As we have seen, only in alternating labyrinths with an odd number of circuits it is possible to derive a complementary (see related posts). In such labyrinths the pathway always enters on an odd-numbered ciruit and also reaches the center from an odd-numbered circuit. Further, in one-arm labyrinths the pathway cannot enter the labyrinth on the same circuit from which it reaches the center.
In uninteresting labyrinths the pathway always must enter the labyrinth on the outermost circuit or reach the center from the innermost circuit. The complementary is derived by mirroring. By this, the outermost is transformed to the innermost circuit and vice versa. If in an original labyrinth the pathway enters on the first circuit, it is an uninteresting labyrinth. In the complementary the path will enter on the innermost circuit. Thus the complementary is not an uninteresting labyrinth, unless the path would reach the center from the innermost circuit. This, however is not possible, as it already enters the labyrinth on this circuit. The original is an unintersting, but the complementary an interesting labyrinth. The other alternative would be that the path in the original labyrinth reached the center from the innermost circuit. But then in the complementary it would reach the center from the outermost circuit what is not an unintersting labyrinth. Therefore the complementary could only be an unintersting labyrinth, if the path would enter it on the outermost circuit. This, however is impossible, as the path reaches the center from this circuit.
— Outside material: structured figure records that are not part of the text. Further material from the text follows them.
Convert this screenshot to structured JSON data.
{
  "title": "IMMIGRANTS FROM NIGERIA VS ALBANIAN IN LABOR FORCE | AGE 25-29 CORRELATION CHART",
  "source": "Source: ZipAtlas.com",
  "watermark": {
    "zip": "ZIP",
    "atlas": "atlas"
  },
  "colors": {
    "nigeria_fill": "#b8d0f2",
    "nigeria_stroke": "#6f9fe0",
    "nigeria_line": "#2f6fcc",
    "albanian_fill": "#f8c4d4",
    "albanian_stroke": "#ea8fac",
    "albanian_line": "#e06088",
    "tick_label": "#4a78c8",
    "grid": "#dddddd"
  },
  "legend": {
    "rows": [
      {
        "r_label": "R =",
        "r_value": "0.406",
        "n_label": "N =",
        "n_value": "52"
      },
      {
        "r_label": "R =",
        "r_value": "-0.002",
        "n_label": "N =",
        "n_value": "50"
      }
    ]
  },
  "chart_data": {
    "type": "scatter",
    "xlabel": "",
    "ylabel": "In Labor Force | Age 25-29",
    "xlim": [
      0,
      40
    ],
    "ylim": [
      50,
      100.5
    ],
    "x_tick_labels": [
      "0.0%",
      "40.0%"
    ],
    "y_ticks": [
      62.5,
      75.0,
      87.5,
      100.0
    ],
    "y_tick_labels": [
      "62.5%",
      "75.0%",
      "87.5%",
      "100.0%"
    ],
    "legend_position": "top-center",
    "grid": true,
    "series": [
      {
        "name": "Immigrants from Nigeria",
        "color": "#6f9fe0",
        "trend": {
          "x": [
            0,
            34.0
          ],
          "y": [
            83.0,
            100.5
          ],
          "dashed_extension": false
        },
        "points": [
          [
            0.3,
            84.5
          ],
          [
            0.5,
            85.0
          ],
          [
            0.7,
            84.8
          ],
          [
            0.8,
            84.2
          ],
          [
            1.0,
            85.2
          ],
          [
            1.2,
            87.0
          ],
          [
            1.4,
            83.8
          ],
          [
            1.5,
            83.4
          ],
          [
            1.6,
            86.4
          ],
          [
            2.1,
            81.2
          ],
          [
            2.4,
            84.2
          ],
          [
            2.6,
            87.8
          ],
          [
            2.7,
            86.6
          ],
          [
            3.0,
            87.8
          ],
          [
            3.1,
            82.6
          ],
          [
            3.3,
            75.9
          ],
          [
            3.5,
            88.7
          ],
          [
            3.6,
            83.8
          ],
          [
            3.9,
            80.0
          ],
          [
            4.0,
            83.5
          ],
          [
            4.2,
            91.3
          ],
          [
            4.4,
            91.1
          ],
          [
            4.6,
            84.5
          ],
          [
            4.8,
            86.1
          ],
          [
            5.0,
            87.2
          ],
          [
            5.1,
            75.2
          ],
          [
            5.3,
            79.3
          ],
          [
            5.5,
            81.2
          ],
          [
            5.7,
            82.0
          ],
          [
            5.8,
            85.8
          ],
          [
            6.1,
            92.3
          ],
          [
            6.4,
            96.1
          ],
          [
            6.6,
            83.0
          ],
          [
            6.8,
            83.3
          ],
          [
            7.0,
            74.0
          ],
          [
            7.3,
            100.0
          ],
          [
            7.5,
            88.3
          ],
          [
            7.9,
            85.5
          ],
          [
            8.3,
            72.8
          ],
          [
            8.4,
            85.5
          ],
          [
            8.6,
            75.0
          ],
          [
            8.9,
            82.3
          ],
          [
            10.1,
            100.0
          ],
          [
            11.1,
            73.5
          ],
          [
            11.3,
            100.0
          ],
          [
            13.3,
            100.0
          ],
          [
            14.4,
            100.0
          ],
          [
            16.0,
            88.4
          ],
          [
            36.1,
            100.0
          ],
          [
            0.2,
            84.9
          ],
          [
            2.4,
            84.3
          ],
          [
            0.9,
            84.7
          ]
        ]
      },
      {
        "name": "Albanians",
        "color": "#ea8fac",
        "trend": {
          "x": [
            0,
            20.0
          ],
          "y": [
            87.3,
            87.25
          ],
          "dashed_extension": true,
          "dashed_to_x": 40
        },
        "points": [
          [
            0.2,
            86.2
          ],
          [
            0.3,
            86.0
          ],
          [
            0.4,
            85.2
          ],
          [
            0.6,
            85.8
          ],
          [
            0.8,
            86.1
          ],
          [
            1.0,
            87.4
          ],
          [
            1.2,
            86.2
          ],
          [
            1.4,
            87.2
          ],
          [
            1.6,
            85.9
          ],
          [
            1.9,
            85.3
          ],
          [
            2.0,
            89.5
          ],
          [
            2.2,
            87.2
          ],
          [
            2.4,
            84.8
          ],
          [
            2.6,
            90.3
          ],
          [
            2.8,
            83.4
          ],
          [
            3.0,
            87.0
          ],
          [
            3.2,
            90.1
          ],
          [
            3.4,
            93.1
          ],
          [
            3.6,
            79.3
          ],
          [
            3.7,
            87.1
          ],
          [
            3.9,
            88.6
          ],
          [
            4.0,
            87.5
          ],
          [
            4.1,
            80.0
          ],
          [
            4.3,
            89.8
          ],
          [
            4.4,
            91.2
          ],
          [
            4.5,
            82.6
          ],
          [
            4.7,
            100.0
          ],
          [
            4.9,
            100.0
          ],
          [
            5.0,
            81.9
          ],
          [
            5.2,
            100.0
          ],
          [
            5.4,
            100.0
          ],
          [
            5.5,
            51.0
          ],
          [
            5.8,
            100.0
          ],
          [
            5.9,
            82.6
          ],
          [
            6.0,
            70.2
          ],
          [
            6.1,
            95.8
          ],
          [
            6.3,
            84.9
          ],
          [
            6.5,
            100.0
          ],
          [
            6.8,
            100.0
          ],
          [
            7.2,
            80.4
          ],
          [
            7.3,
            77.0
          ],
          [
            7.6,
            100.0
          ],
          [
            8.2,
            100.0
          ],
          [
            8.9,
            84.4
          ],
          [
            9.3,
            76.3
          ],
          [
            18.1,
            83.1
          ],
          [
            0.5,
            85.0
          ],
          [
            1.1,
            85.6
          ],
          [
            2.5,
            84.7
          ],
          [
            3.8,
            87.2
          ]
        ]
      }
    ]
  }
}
These results are only valid for one-arm labyrinths with up to 7 circuits. In labyrinths with mulitiple arms, the pathway may reach the center from the same circuit on which it enters the labyrinth. Thus, for example it could enter the original labyrinth on the first circuit and also reach the center from the first circuit. This would consitute an uninteresting labyrinth. In the complementary, the pathway would then enter the labyrinth on the innermost circuit and also reach the center from the innermost circuit, what again would qualify for an uninteresting labyrinth. In one-arm labyriths with more thean 7 circuits the definition of what constitutes an uninteresting labyrinth can be extended. In these cases trivial circuits can be added not only at the outside or inside of smaller interesting labyrinths (what generates uninteresting labyrints) but also on central circuits between other interesting elements at the inside and outside of the labyrinth, what also may generate uninteresting labyrinths.